VeriSign bolsters security for .com and .net sites
Network World - More than 95 million Web sites –- including 80 million using .com names and 15 million using .net names –- will have access to new security mechanisms that prevent visitors from being unknowingly sent to phony sites engaged in phishing and pharming attacks.
VeriSign announced Monday that it will meet its goal of supporting DNS Security Extensions -– dubbed DNSSEC -- in the .net and .com top-level domains by March 2011.
DNSSEC uses public key cryptography and digital signatures to allow Web sites to verify their domain names and corresponding IP addresses. DNSSEC prevents hackers from hijacking Web traffic and redirecting it to bogus sites, which are called cache poisoning attacks.
[[How DNS cache poisoning works]]
DNSSEC is viewed as the best way to bolster the DNS against vulnerabilities such as the Kaminsky bug discovered last year. In fact, security researcher Dan Kaminsky recommends widespread deployment of DNSSEC.
VeriSign has been working on DNSSEC deployment with Educause, a non-profit organization that operates the .edu domain for universities and colleges. VeriSign and Educause are hosting a DNSSEC testbed for universities to test the new DNS authentication mechanisms. VeriSign says it will have DNSSEC fully operational on .edu by March.
VeriSign also is working with the U.S. government to deploy DNSSEC on the DNS root servers, which are at the top of the DNS hierarchical system. VeriSign operates two of the Internet’s 13 DNS root server farms.
"Signing the root is in a testbed right now," says Pat Kane, vice president of naming at VeriSign. "We will have a deliberate, pragmatic rollout by July 1. Then the entire DNS root zone across the globe will be signed."
DNSSEC only works properly when it is deployed from the top of the DNS tree –- the root servers -– to the top-level domains such as .com and then by individual domain name holders such as www.idg.com.
VeriSign says its experience in deploying DNSSEC on the DNS root servers and .edu domain is helping the registry prepare to add authentication mechanisms to .com, which remains the Internet's most popular domain.
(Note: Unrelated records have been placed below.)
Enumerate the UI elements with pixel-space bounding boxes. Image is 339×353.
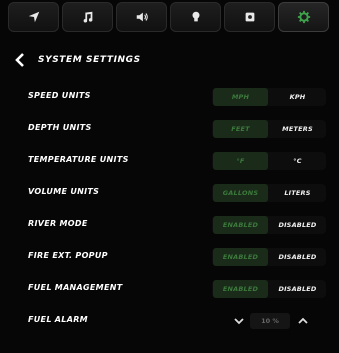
option-kph[interactable]: KPH [270, 88, 325, 106]
tab-settings[interactable] [278, 2, 329, 32]
page-header: SYSTEM SETTINGS [14, 50, 141, 70]
camera-icon [245, 12, 254, 22]
chevron-up-icon[interactable] [296, 314, 310, 328]
tab-music[interactable] [62, 2, 113, 32]
unit-toggle: GALLONS LITERS [212, 184, 326, 202]
enable-toggle: ENABLED DISABLED [212, 280, 326, 298]
back-chevron-icon[interactable] [14, 52, 26, 68]
unit-toggle: FEET METERS [212, 120, 326, 138]
setting-label: DEPTH UNITS [28, 123, 92, 132]
fuel-alarm-stepper: 10 % [212, 312, 326, 330]
option-gallons[interactable]: GALLONS [213, 184, 268, 202]
setting-row-river-mode: RIVER MODE ENABLED DISABLED [0, 210, 339, 240]
setting-row-temperature-units: TEMPERATURE UNITS °F °C [0, 146, 339, 176]
option-disabled[interactable]: DISABLED [270, 216, 325, 234]
setting-label: FUEL MANAGEMENT [28, 283, 123, 292]
setting-row-fuel-alarm: FUEL ALARM 10 % [0, 306, 339, 336]
tab-audio[interactable] [116, 2, 167, 32]
settings-screen: SYSTEM SETTINGS SPEED UNITS MPH KPH DEPT… [0, 0, 339, 353]
setting-label: FIRE EXT. POPUP [28, 251, 108, 260]
chevron-down-icon[interactable] [232, 314, 246, 328]
page-title: SYSTEM SETTINGS [38, 55, 141, 65]
tab-lighting[interactable] [170, 2, 221, 32]
option-celsius[interactable]: °C [270, 152, 325, 170]
option-disabled[interactable]: DISABLED [270, 248, 325, 266]
setting-row-speed-units: SPEED UNITS MPH KPH [0, 82, 339, 112]
setting-row-depth-units: DEPTH UNITS FEET METERS [0, 114, 339, 144]
setting-row-fire-ext-popup: FIRE EXT. POPUP ENABLED DISABLED [0, 242, 339, 272]
tab-camera[interactable] [224, 2, 275, 32]
setting-label: RIVER MODE [28, 219, 88, 228]
speaker-icon [136, 12, 148, 22]
fuel-alarm-value: 10 % [250, 313, 290, 329]
enable-toggle: ENABLED DISABLED [212, 216, 326, 234]
setting-label: FUEL ALARM [28, 315, 88, 324]
gear-icon [297, 10, 310, 24]
option-enabled[interactable]: ENABLED [213, 216, 268, 234]
option-fahrenheit[interactable]: °F [213, 152, 268, 170]
option-feet[interactable]: FEET [213, 120, 268, 138]
unit-toggle: °F °C [212, 152, 326, 170]
unit-toggle: MPH KPH [212, 88, 326, 106]
top-tab-bar [0, 0, 339, 36]
option-enabled[interactable]: ENABLED [213, 248, 268, 266]
setting-label: VOLUME UNITS [28, 187, 100, 196]
tab-navigation[interactable] [8, 2, 59, 32]
setting-label: SPEED UNITS [28, 91, 91, 100]
lightbulb-icon [192, 11, 199, 22]
option-mph[interactable]: MPH [213, 88, 268, 106]
option-disabled[interactable]: DISABLED [270, 280, 325, 298]
option-liters[interactable]: LITERS [270, 184, 325, 202]
option-enabled[interactable]: ENABLED [213, 280, 268, 298]
navigation-arrow-icon [28, 11, 39, 23]
setting-row-volume-units: VOLUME UNITS GALLONS LITERS [0, 178, 339, 208]
setting-row-fuel-management: FUEL MANAGEMENT ENABLED DISABLED [0, 274, 339, 304]
music-note-icon [83, 11, 92, 23]
enable-toggle: ENABLED DISABLED [212, 248, 326, 266]
setting-label: TEMPERATURE UNITS [28, 155, 129, 164]
option-meters[interactable]: METERS [270, 120, 325, 138]
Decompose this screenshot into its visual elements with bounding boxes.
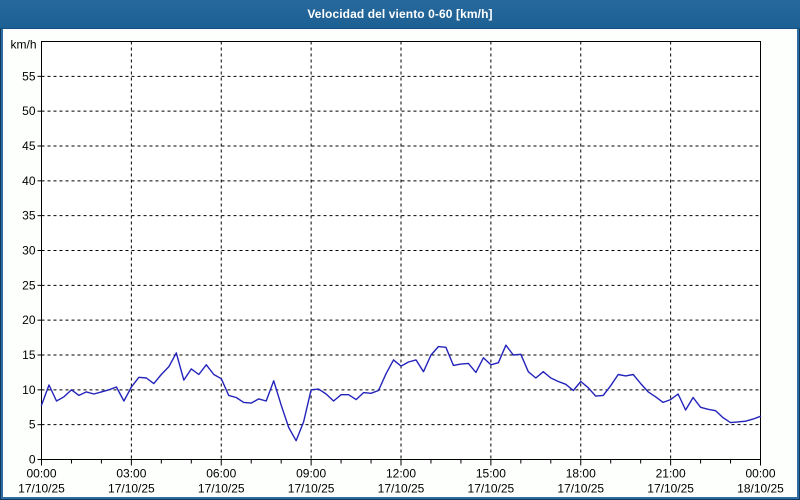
x-tick-time-label: 09:00 — [296, 467, 326, 481]
y-tick-label: 35 — [22, 209, 36, 223]
chart-window: Velocidad del viento 0-60 [km/h] 0 5 10 15 2… — [0, 0, 800, 500]
x-tick-date-label: 17/10/25 — [647, 482, 694, 496]
y-tick-label: 0 — [29, 453, 36, 467]
y-tick-label: 55 — [22, 69, 36, 83]
x-tick-date-label: 17/10/25 — [18, 482, 65, 496]
y-tick-label: 25 — [22, 278, 36, 292]
x-tick-date-label: 17/10/25 — [108, 482, 155, 496]
x-tick-date-label: 17/10/25 — [378, 482, 425, 496]
x-tick-time-label: 06:00 — [206, 467, 236, 481]
y-axis-unit-label: km/h — [10, 38, 36, 52]
y-tick-label: 45 — [22, 139, 36, 153]
x-tick-time-label: 00:00 — [745, 467, 775, 481]
x-tick-time-label: 18:00 — [566, 467, 596, 481]
x-tick-time-label: 21:00 — [656, 467, 686, 481]
x-tick-time-label: 15:00 — [476, 467, 506, 481]
x-tick-time-label: 12:00 — [386, 467, 416, 481]
chart-canvas: 0510152025303540455055km/h00:0017/10/250… — [10, 38, 784, 496]
x-tick-date-label: 17/10/25 — [557, 482, 604, 496]
y-tick-label: 30 — [22, 244, 36, 258]
y-tick-label: 50 — [22, 104, 36, 118]
x-tick-time-label: 00:00 — [26, 467, 56, 481]
y-tick-label: 5 — [29, 418, 36, 432]
x-tick-date-label: 17/10/25 — [468, 482, 515, 496]
y-tick-label: 40 — [22, 174, 36, 188]
x-tick-time-label: 03:00 — [116, 467, 146, 481]
y-tick-label: 15 — [22, 348, 36, 362]
x-tick-date-label: 17/10/25 — [288, 482, 335, 496]
y-tick-label: 10 — [22, 383, 36, 397]
y-tick-label: 20 — [22, 313, 36, 327]
x-tick-date-label: 17/10/25 — [198, 482, 245, 496]
x-tick-date-label: 18/10/25 — [737, 482, 784, 496]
More than 184 million domain names were registered as of mid-2009, and 80 million of those were .com names, according to VeriSign.
"One of the challenges for .com registrars is how to make this as simple as possible," Kane says. "When somebody registers or maintains a domain name, it needs to be seamless and not confusing for them to add DNSSEC. ... People will have to remember to renew their domain name, their SSL cert and now their keys."
Kane says the trickiest part of deploying DNSSEC across .com and .net is allowing domain name registrars -- such as Go Daddy, Network Solutions and Register.com -- to do the key management for their customers.